I have been called a maximalist, by both absolute strangers as well as people with whom I share the same silverware drawer.
I’m forever “cleaning up”, “straightening”, and “organizing”. The trick is to just put things “back where they belong”. Most things have “a place to go”… books, for instance live on the bookshelf, vertically. Except for the few that are too large for the case, which have to go on top of it.
And then the ones that don’t necessarily fit and have to be placed atop the others, horizontally.
And the second row that goes in front of the first sometimes, because why waste all that space at the back of the bookshelf?

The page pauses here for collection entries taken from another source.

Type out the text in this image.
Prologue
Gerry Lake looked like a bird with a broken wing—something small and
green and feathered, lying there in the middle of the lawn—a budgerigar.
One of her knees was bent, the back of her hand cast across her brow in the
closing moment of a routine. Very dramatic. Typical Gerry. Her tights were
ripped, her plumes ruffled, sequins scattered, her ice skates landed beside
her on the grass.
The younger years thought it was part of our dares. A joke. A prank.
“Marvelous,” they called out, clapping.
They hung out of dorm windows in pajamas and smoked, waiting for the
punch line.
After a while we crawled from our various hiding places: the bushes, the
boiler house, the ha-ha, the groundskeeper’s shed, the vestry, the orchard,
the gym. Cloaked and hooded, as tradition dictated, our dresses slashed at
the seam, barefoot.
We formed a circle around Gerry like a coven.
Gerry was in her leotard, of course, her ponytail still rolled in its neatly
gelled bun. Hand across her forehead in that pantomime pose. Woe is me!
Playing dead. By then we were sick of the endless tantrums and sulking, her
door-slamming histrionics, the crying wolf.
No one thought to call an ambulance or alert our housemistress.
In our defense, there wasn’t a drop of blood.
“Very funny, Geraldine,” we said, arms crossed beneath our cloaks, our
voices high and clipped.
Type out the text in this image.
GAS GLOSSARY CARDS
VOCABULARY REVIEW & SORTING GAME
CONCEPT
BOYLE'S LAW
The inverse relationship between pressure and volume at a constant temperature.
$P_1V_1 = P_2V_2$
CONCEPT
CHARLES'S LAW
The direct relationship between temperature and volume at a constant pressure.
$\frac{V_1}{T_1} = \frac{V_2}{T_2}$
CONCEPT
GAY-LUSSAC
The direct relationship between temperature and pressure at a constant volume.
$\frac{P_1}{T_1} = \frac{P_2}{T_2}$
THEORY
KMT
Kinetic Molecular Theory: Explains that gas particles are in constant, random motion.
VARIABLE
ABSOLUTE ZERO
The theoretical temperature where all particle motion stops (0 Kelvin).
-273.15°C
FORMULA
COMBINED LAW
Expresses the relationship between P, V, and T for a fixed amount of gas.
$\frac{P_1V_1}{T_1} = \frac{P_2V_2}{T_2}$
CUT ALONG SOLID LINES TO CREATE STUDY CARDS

And then the nightstand, of course, and a bit of the floor next to the nightstand where the books that will eventually make their way to the nightstand are placed in a sort of staging ground.
But those are all places to go, technically.
Some things do not have a definitive home in our home because our apartment lacks a garage, music studio, and trophy room. I hold few trophies, but that is where the yo-yos, sonic screwdrivers, and Millennium Falcon model would go (not the LEGO one… I’m no Rockefeller). We could also benefit from a basement, where I’m told by my wife that “I would go” with “all my stuff”. She’s so protective.
Thus, until the house expands I must continually attempt to contract, a turtle inside a snail’s shell. I wish there was a similar metaphor that was less slow-moving, but it does seem that taking one’s house with them wherever one goes is a lumbering affair, and I guess I can relate.
I render my memories through specific objects. That old radio? Reminds me of how much I love oral storytelling, while that antique television antenna always brings to mind the wit and daring of the dawn of the medium…Sid Caesar…Lucille Ball…Ed Sullivan.
That signed photo of WWE Hall of Famer Trish Stratus represents how one person’s hard work and perseverance can pave the way for others, while that vintage framed 1940’s Aunt Jemima magazine advertisement keeps me both pragmatic and humble.
And that tiny little Spider-Man™ lunchbox is where I keep my guitar and banjo picks, so that’s, y’know, useful.
I celebrate memory by keeping it close, but don’t want to live inside it. I am often challenged by my family to choose what’s “most important” to me and “get rid of” the rest…but how to do such a thing? What memory is not worth remembering? Ok, the theme song to the 1979 sitcom “Hello Larry” starring McLean Stevenson, which for some reason I still remember… that could possibly go. But in regard to the vast majority of the objects in my home (and on my desk at work, and in my backpack, briefcase, and coat pockets) I am Time And Again comforted by their simple anchoring power, milestones and markers through life’s beautiful chaos.
I may be alone in this regard. The problem is that no one else in the house has a swell of emotion about that particular Hot Wheels™ car (the idea of having a dune buggy in Kansas City was the most awesome and impractical thing one could imagine (it didn’t even have any DOORS) ), or tv show dvd set (because Angie is a straight up Forgotten Classic and Bill Bixby’s “The Magician” - about a magician who solved crimes and lived (for some reason) on an airplane is epic, no question), or action figure (that is an original Uhuru from 1974…still has her insignia on the uniform!).
I try to explain, but then I have to talk a lot, which somehow compounds the annoyance; eyes gently roll as my family wanders away like ducks in an open field, pretending they forgot something in another room, or another apartment altogether.
There may indeed be a clinical name for this condition, and a recommended series of pills to discourage it, but I am not a “hoarder”, I know that for sure because I checked online with the intensity of a hypochondriac on WebMD.
As a private curator, I now understand the importance of labels in museums, as they offer context and history. I have a few photo albums from the early 1900s which are fascinating, but very few have any names or dates on them, so each picture is a riddle with no answer, open to interpretation, life turned to art, original meaning sadly entirely lost to time.
So I’ve begun an exhibit book for all the things I truly care about. I have vowed to donate, recycle, or trash anything not worth putting in the book. I do understand that the book itself will be one of the things that will eventually make it into the book, but I’m not working on that level of meta right now.
I just want to pass on the verbs within these nouns, the stories that I see, the little smiles these things bring me that bridge the gaps in my “it’s all gonna be ok” philosophy, the idea that the world can seem totally against you, but if you just sit down and read X-Men 143, things will probably work out.
Then you can put it straight back in the comic box, over there on top of the LEGO drawer, next to the bucket of lightsabers.